Yesterday, I received a "non-occasion gift" from a dear friend who knew my affection for Langston Hughes--poet, essayist, columnist, anthologist, playwright, historian, internationalist, Pan Africanist, pan humanist--this red book packed safely away in bubble wrap, signed by Brian Pinkney, the wonderful illustrator of this school edition, came a long way over the sea Hughes so often wrote about:
"Water-Front Streets"
The Spring is not so beautiful there--
but dream ships sail away
To where the spring is wondrous rare
and life is gay.
The spring is not so beautiful there--
But lads put out to sea
Who carry beauties in their hearts
And dreams like me.
It now seems two public thinkers anchored my early life, Hughes with his daily Jess B. Simple columns in the New York Post, then a progressive workers' paper which my mother read on her long subway ride to her bookkeeper's job every day and Eleanor Roosevelt who also took to writing a column later in her life.

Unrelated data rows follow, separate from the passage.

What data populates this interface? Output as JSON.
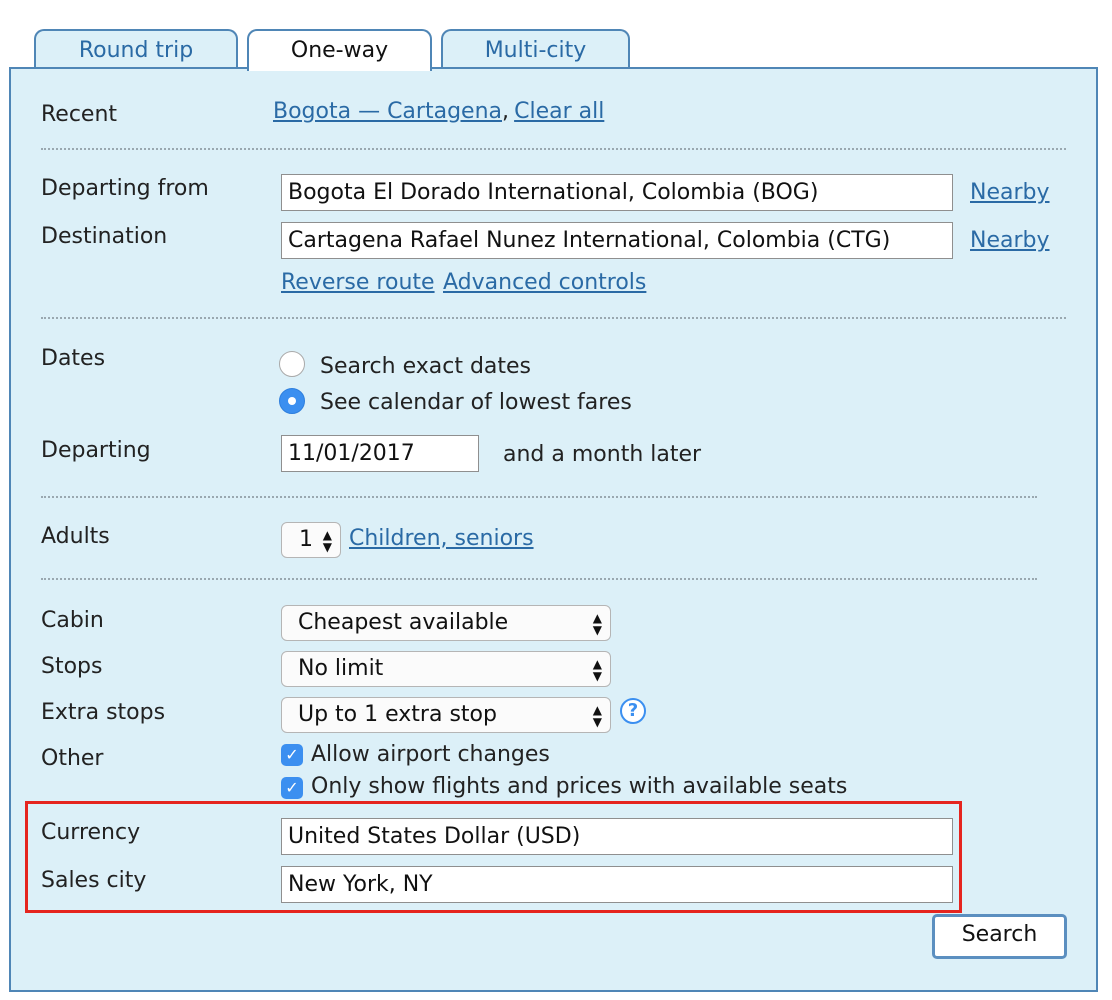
{
  "tabs": {
    "round_trip": "Round trip",
    "one_way": "One-way",
    "multi_city": "Multi-city"
  },
  "recent": {
    "label": "Recent",
    "route_link": "Bogota — Cartagena",
    "comma": ",",
    "clear_link": "Clear all"
  },
  "route": {
    "departing_label": "Departing from",
    "departing_value": "Bogota El Dorado International, Colombia (BOG)",
    "destination_label": "Destination",
    "destination_value": "Cartagena Rafael Nunez International, Colombia (CTG)",
    "nearby": "Nearby",
    "reverse_route": "Reverse route",
    "advanced_controls": "Advanced controls"
  },
  "dates": {
    "label": "Dates",
    "exact": "Search exact dates",
    "calendar": "See calendar of lowest fares",
    "selected_option": "calendar",
    "departing_label": "Departing",
    "departing_value": "11/01/2017",
    "suffix": "and a month later"
  },
  "passengers": {
    "adults_label": "Adults",
    "adults_value": "1",
    "children_link": "Children, seniors"
  },
  "options": {
    "cabin_label": "Cabin",
    "cabin_value": "Cheapest available",
    "stops_label": "Stops",
    "stops_value": "No limit",
    "extra_stops_label": "Extra stops",
    "extra_stops_value": "Up to 1 extra stop",
    "help_icon": "?",
    "other_label": "Other",
    "allow_airport_changes": "Allow airport changes",
    "allow_airport_changes_checked": true,
    "only_available_seats": "Only show flights and prices with available seats",
    "only_available_seats_checked": true
  },
  "sales": {
    "currency_label": "Currency",
    "currency_value": "United States Dollar (USD)",
    "sales_city_label": "Sales city",
    "sales_city_value": "New York, NY"
  },
  "search_button": "Search",
  "colors": {
    "panel": "#dcf0f8",
    "border": "#4f86b6",
    "link": "#2a6aa5",
    "highlight": "#e5251f",
    "control_accent": "#3b8ff0"
  }
}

Hughes went on to be my constant companion in my 30 years of teaching in the Queens College SEEK Program; every book I touched whether it was the great Haitian masterpiece, "Master's of the Dew," by Jacques Romain or the collected poetry of the Negritude period or anthologies of Black poets, Hughes had always been there first. I read and saw through his eyes, his commitment to ending the invisibility of such needed work, of making sure the words that peoples needed to survive killing histories of colonialism
and racism was where they could find them. Words, visions, understandings, that anyone touched by bigoted exclusions, would grasp for hope, comfort, strength and an end to a kind of loneliness with history.